The ARNTD has created four disciplinary expert groups (research focus areas) which include basic research, operational research, social science and implementation research, and co-infection studies. This holistic approach to promoting research allows for greater impact downstream through the translation of findings in the laboratory to tangible products or interventions in the field or among communities.
The need for field applicable, point-of-care tests are required which are reliable and can be used for early detection has been identified as a research gap particularly for diseases such as Buruli ulcer, Leishmaniasis, Trypanosomiasis, and Yaws. Multiplex tests that are less invasive and can detect several infections in one test are another requirement. In addition, simple biomarkers need to be identified for disease monitoring. The need to identify new second line treatments or so-called “fall-back” drugs for various NTDs has been raised by members.
Community-centred drug and intervention delivery mechanisms to meet elimination targets and increased access to interventions for communities have been identified as areas in critical need of operational research in NTD control, including modelling and cost-effectiveness studies. Mapping of disease distribution to identify possible transmission hotspots (particularly at local level) is also needed.
This area of research includes disciplines such as: anthropology, sociology, economics, geography, policy science, demography, communication, behavioural and social psychology, international relations and implementation science. There is a pressing need to better understand how socioeconomic conditions (education, income, and ownership), culture (beliefs and perceptions) and local health systems (administration or operational, health care, health financing, community implication) impact on NTD transmission and the interventions aimed at controlling NTDs. Other research gaps include communication between researchers and implementers, international collaboration and community participation.

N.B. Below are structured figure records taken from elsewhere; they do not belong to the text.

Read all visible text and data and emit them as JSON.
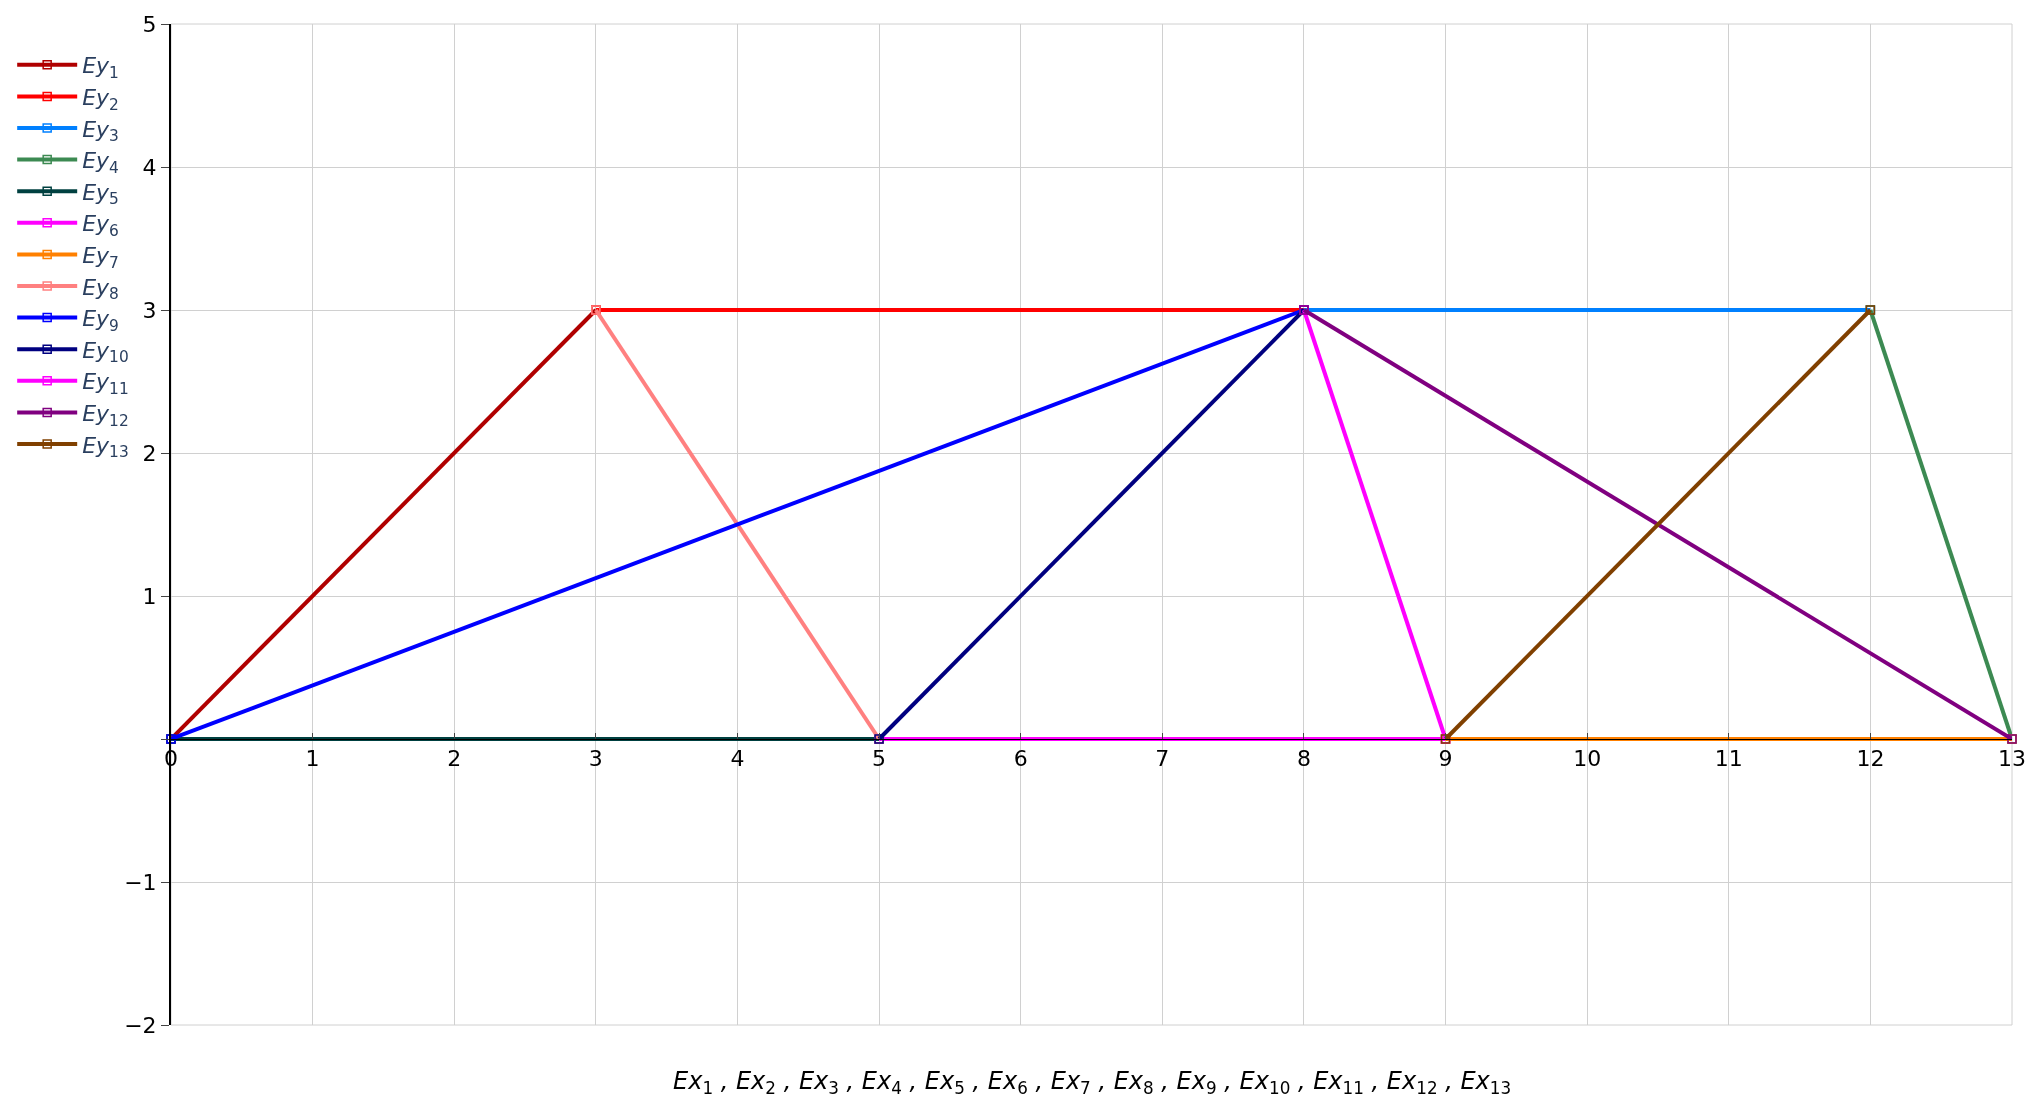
{
  "chart_data": {
    "type": "line",
    "xlabel": "Ex$_{1}$ , Ex$_{2}$ , Ex$_{3}$ , Ex$_{4}$ , Ex$_{5}$ , Ex$_{6}$ , Ex$_{7}$ , Ex$_{8}$ , Ex$_{9}$ , Ex$_{10}$ , Ex$_{11}$ , Ex$_{12}$ , Ex$_{13}$",
    "xlim": [
      0,
      13
    ],
    "xticks": [
      0,
      1,
      2,
      3,
      4,
      5,
      6,
      7,
      8,
      9,
      10,
      11,
      12,
      13
    ],
    "ylim": [
      -2,
      5
    ],
    "yticks": [
      {
        "value": -2,
        "label": "−2"
      },
      {
        "value": -1,
        "label": "−1"
      },
      {
        "value": 0,
        "label": null
      },
      1,
      2,
      3,
      4,
      5
    ],
    "grid": true,
    "legend": "left",
    "marker": "square",
    "line_style": "solid",
    "series": [
      {
        "name": "Ey$_{1}$",
        "color": "#b00000",
        "x": [
          0,
          3
        ],
        "values": [
          0,
          3
        ]
      },
      {
        "name": "Ey$_{2}$",
        "color": "#ff0000",
        "x": [
          3,
          8
        ],
        "values": [
          3,
          3
        ]
      },
      {
        "name": "Ey$_{3}$",
        "color": "#0080ff",
        "x": [
          8,
          12
        ],
        "values": [
          3,
          3
        ]
      },
      {
        "name": "Ey$_{4}$",
        "color": "#3c8a52",
        "x": [
          12,
          13
        ],
        "values": [
          3,
          0
        ]
      },
      {
        "name": "Ey$_{5}$",
        "color": "#004040",
        "x": [
          0,
          5
        ],
        "values": [
          0,
          0
        ]
      },
      {
        "name": "Ey$_{6}$",
        "color": "#ff00ff",
        "x": [
          5,
          9
        ],
        "values": [
          0,
          0
        ]
      },
      {
        "name": "Ey$_{7}$",
        "color": "#ff8000",
        "x": [
          9,
          13
        ],
        "values": [
          0,
          0
        ]
      },
      {
        "name": "Ey$_{8}$",
        "color": "#ff8080",
        "x": [
          3,
          5
        ],
        "values": [
          3,
          0
        ]
      },
      {
        "name": "Ey$_{9}$",
        "color": "#0000ff",
        "x": [
          0,
          8
        ],
        "values": [
          0,
          3
        ]
      },
      {
        "name": "Ey$_{10}$",
        "color": "#000080",
        "x": [
          5,
          8
        ],
        "values": [
          0,
          3
        ]
      },
      {
        "name": "Ey$_{11}$",
        "color": "#ff00ff",
        "x": [
          8,
          9
        ],
        "values": [
          3,
          0
        ]
      },
      {
        "name": "Ey$_{12}$",
        "color": "#800080",
        "x": [
          8,
          13
        ],
        "values": [
          3,
          0
        ]
      },
      {
        "name": "Ey$_{13}$",
        "color": "#804000",
        "x": [
          9,
          12
        ],
        "values": [
          0,
          3
        ]
      }
    ]
  }
}
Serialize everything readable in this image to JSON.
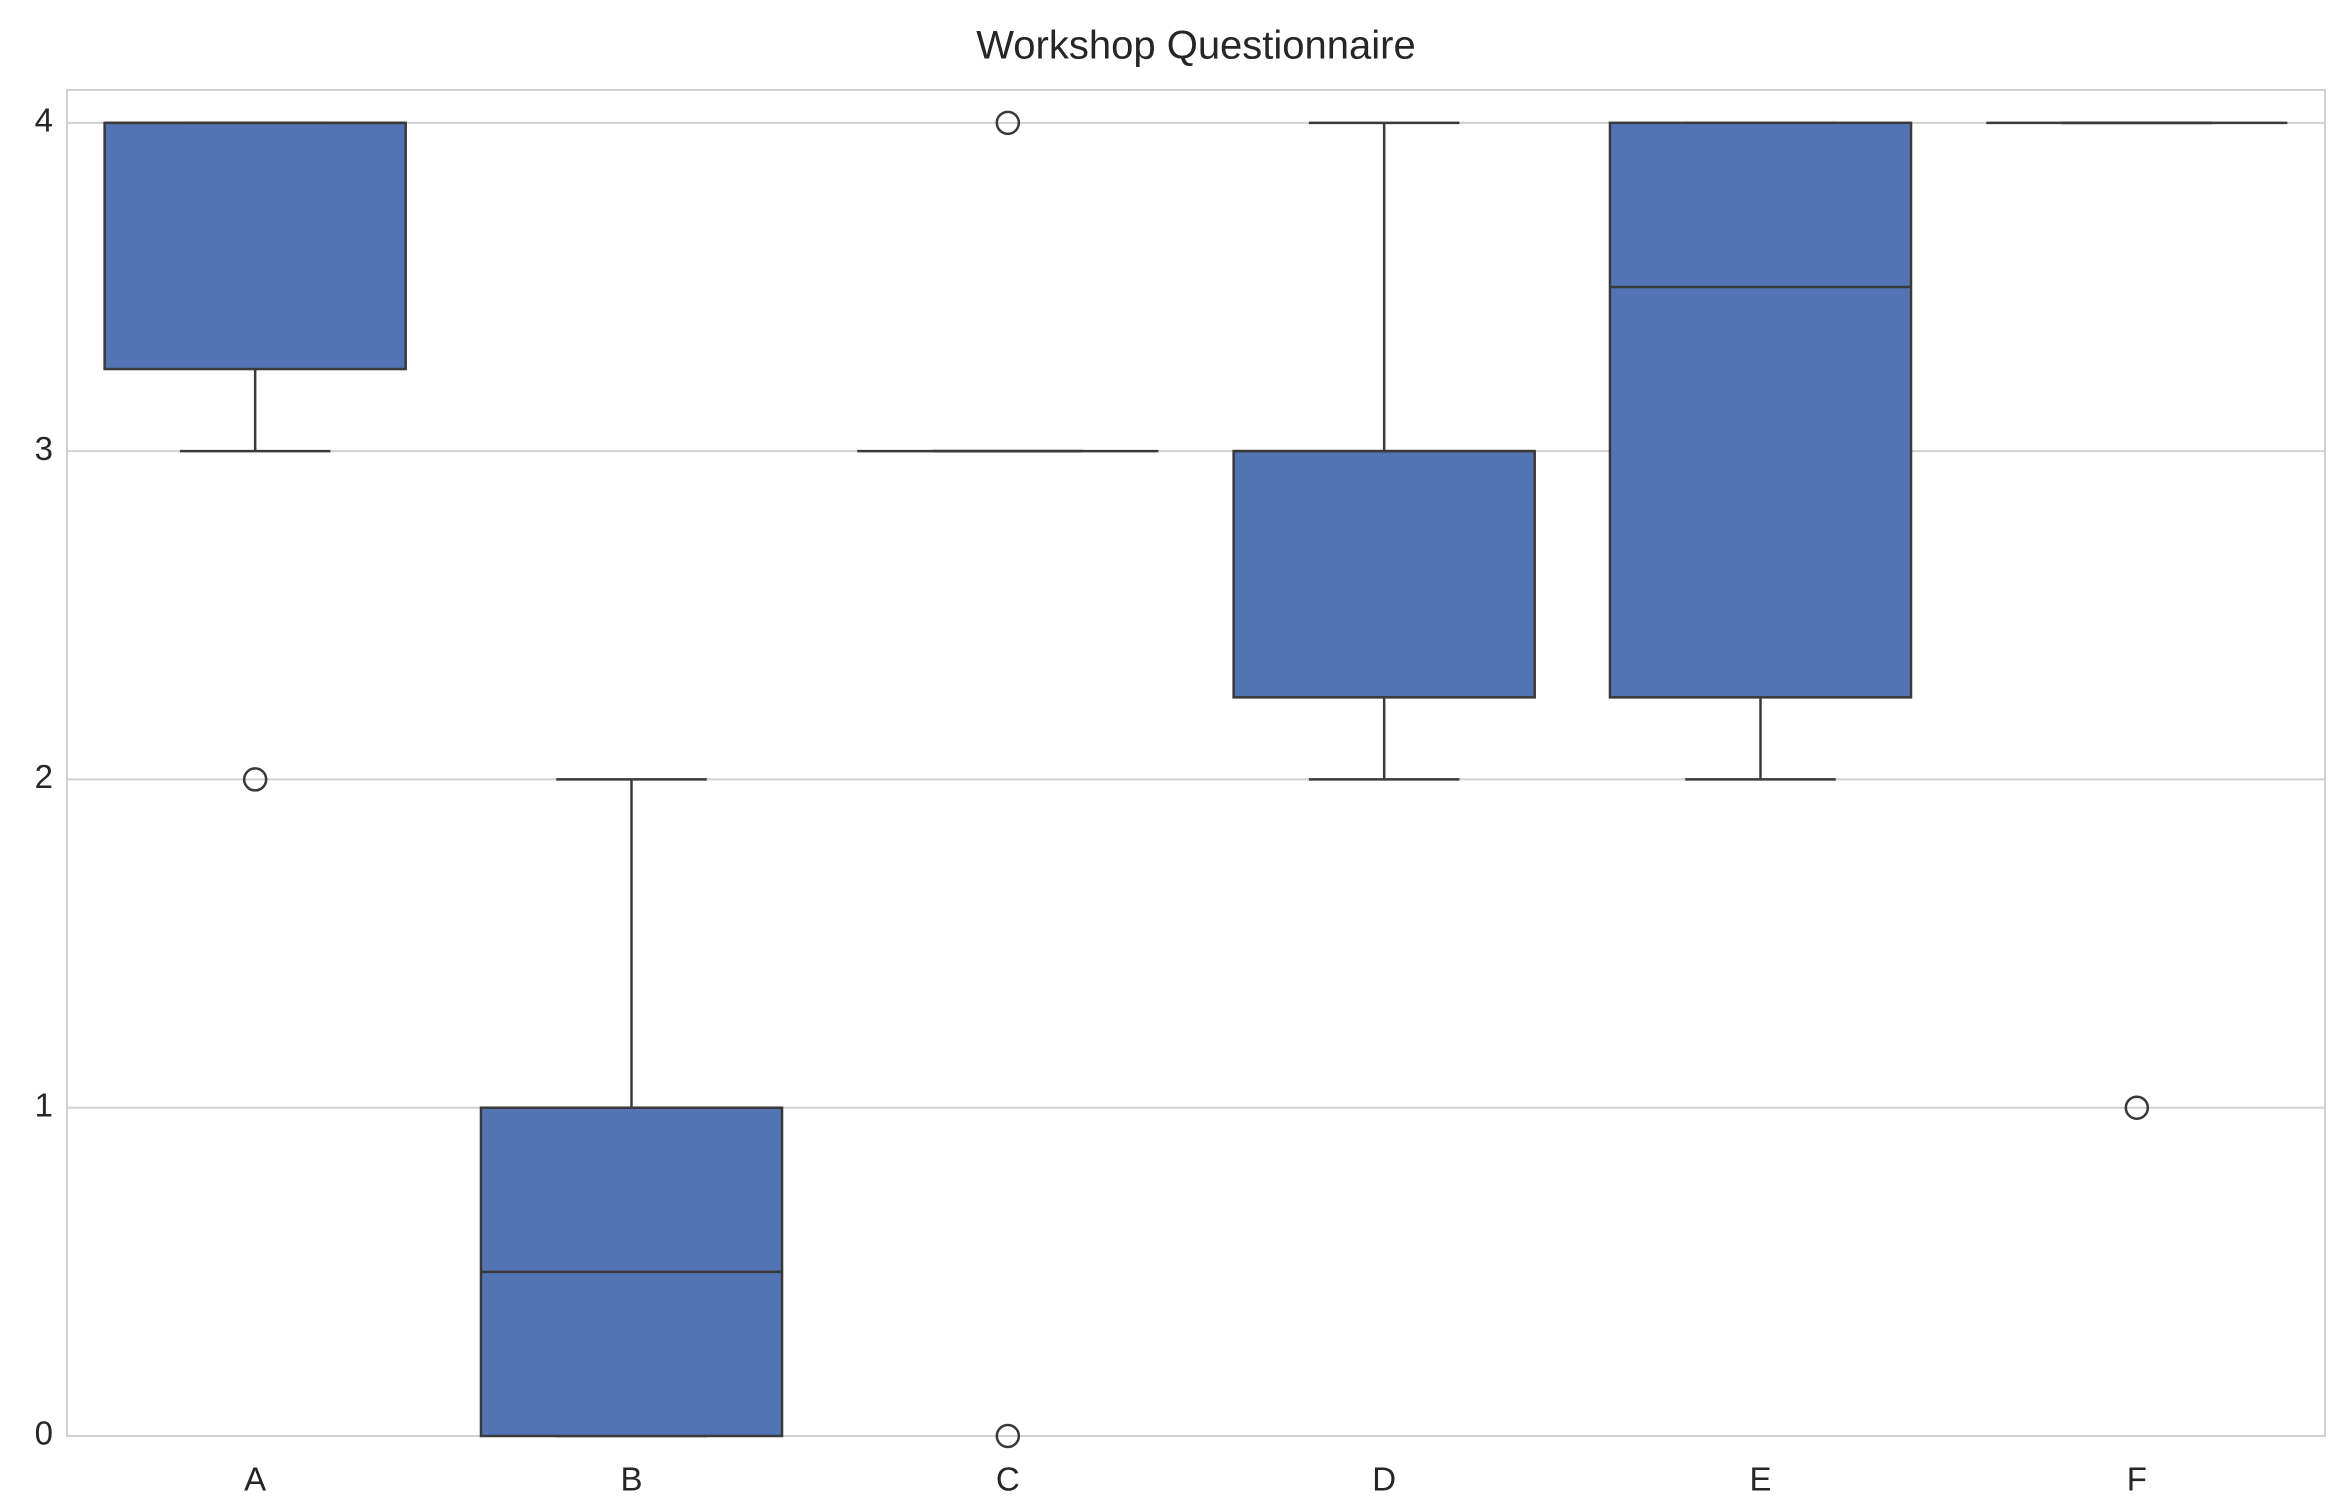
{
  "chart_data": {
    "type": "box",
    "title": "Workshop Questionnaire",
    "categories": [
      "A",
      "B",
      "C",
      "D",
      "E",
      "F"
    ],
    "boxes": [
      {
        "whislo": 3,
        "q1": 3.25,
        "med": 4,
        "q3": 4,
        "whishi": 4,
        "fliers": [
          2
        ]
      },
      {
        "whislo": 0,
        "q1": 0,
        "med": 0.5,
        "q3": 1,
        "whishi": 2,
        "fliers": []
      },
      {
        "whislo": 3,
        "q1": 3,
        "med": 3,
        "q3": 3,
        "whishi": 3,
        "fliers": [
          4,
          0
        ]
      },
      {
        "whislo": 2,
        "q1": 2.25,
        "med": 3,
        "q3": 3,
        "whishi": 4,
        "fliers": []
      },
      {
        "whislo": 2,
        "q1": 2.25,
        "med": 3.5,
        "q3": 4,
        "whishi": 4,
        "fliers": []
      },
      {
        "whislo": 4,
        "q1": 4,
        "med": 4,
        "q3": 4,
        "whishi": 4,
        "fliers": [
          1
        ]
      }
    ],
    "color": "#5274b4",
    "edge_color": "#3a3a3a",
    "ylim": [
      0,
      4.1
    ],
    "yticks": [
      0,
      1,
      2,
      3,
      4
    ],
    "grid": true
  }
}
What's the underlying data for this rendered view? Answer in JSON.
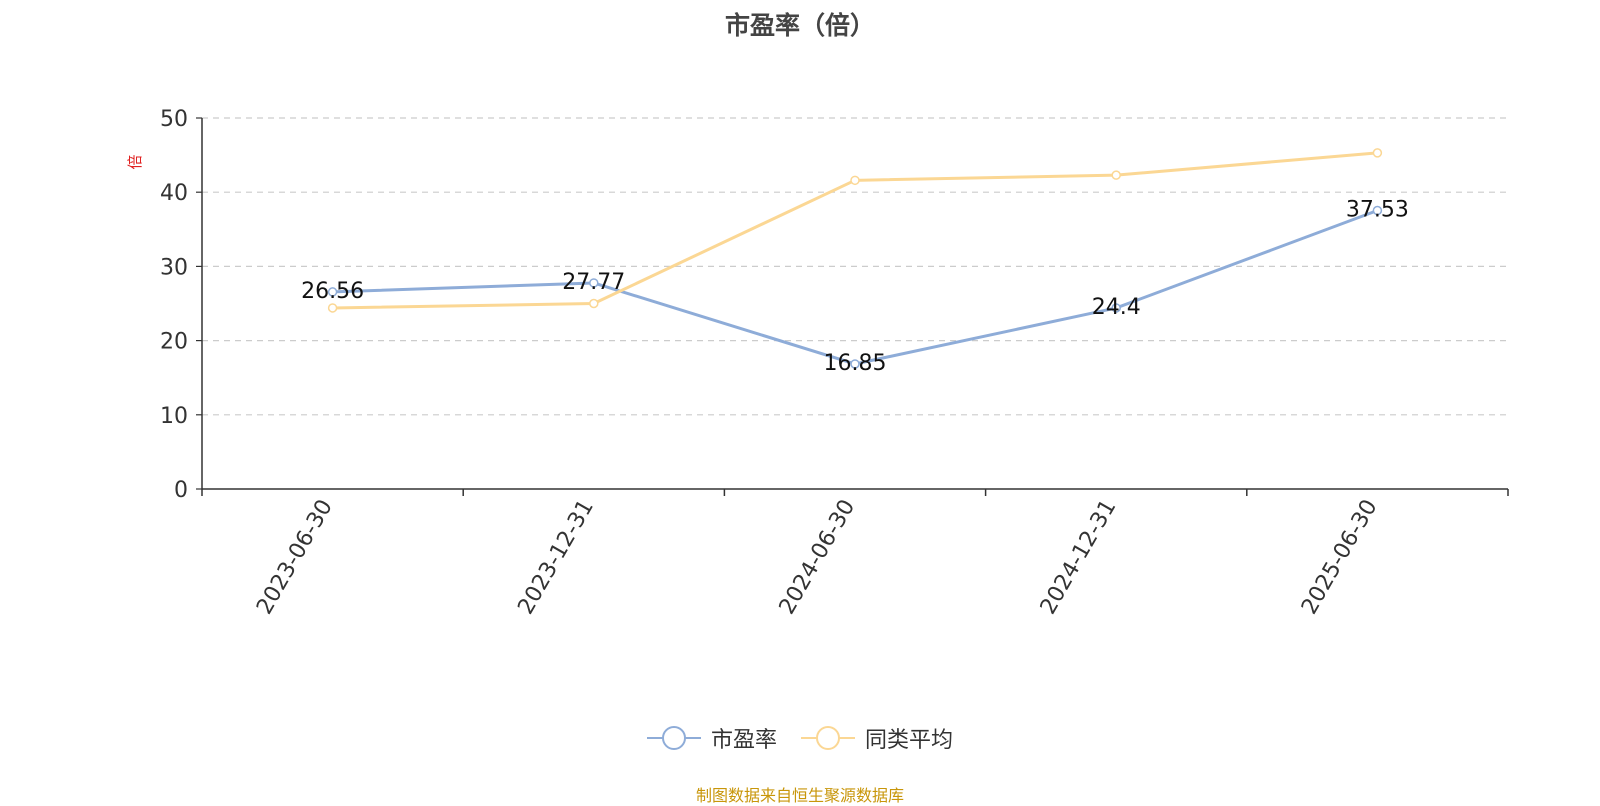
{
  "chart_data": {
    "type": "line",
    "title": "市盈率（倍）",
    "ylabel": "倍",
    "categories": [
      "2023-06-30",
      "2023-12-31",
      "2024-06-30",
      "2024-12-31",
      "2025-06-30"
    ],
    "yticks": [
      "0",
      "10",
      "20",
      "30",
      "40",
      "50"
    ],
    "ylim": [
      0,
      50
    ],
    "grid": true,
    "legend_position": "bottom",
    "series": [
      {
        "name": "市盈率",
        "values": [
          26.56,
          27.77,
          16.85,
          24.4,
          37.53
        ],
        "color": "#8eacd8",
        "show_labels": true
      },
      {
        "name": "同类平均",
        "values": [
          24.4,
          25.0,
          41.6,
          42.3,
          45.3
        ],
        "color": "#fbd794",
        "show_labels": false
      }
    ]
  },
  "legend": [
    {
      "label": "市盈率",
      "color": "#8eacd8"
    },
    {
      "label": "同类平均",
      "color": "#fbd794"
    }
  ],
  "source_note": "制图数据来自恒生聚源数据库"
}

The co-occurrence of more than one infection involving an NTD and another NTD, or an NTD and any other infection has been identified as an important issue requiring focussed research. The One Health concept over the past decade has helped promote the recognition that the health of humans is connected to the health of animals and the need for more research to address animal-human interaction in disease transmission and control. Questions on the immune response during co-infections, the mechanisms which drive these responses and implications for control abound. Drug responses and treatment outcomes in co-infected patients (e.g. the impact of Praziquantel treatment on HIV sero-conversion) as well as disease-disease interactions need to be investigated; particularly how NTDs become precursors for other disease or disease conditions e.g. nutritional disorders including anaemia.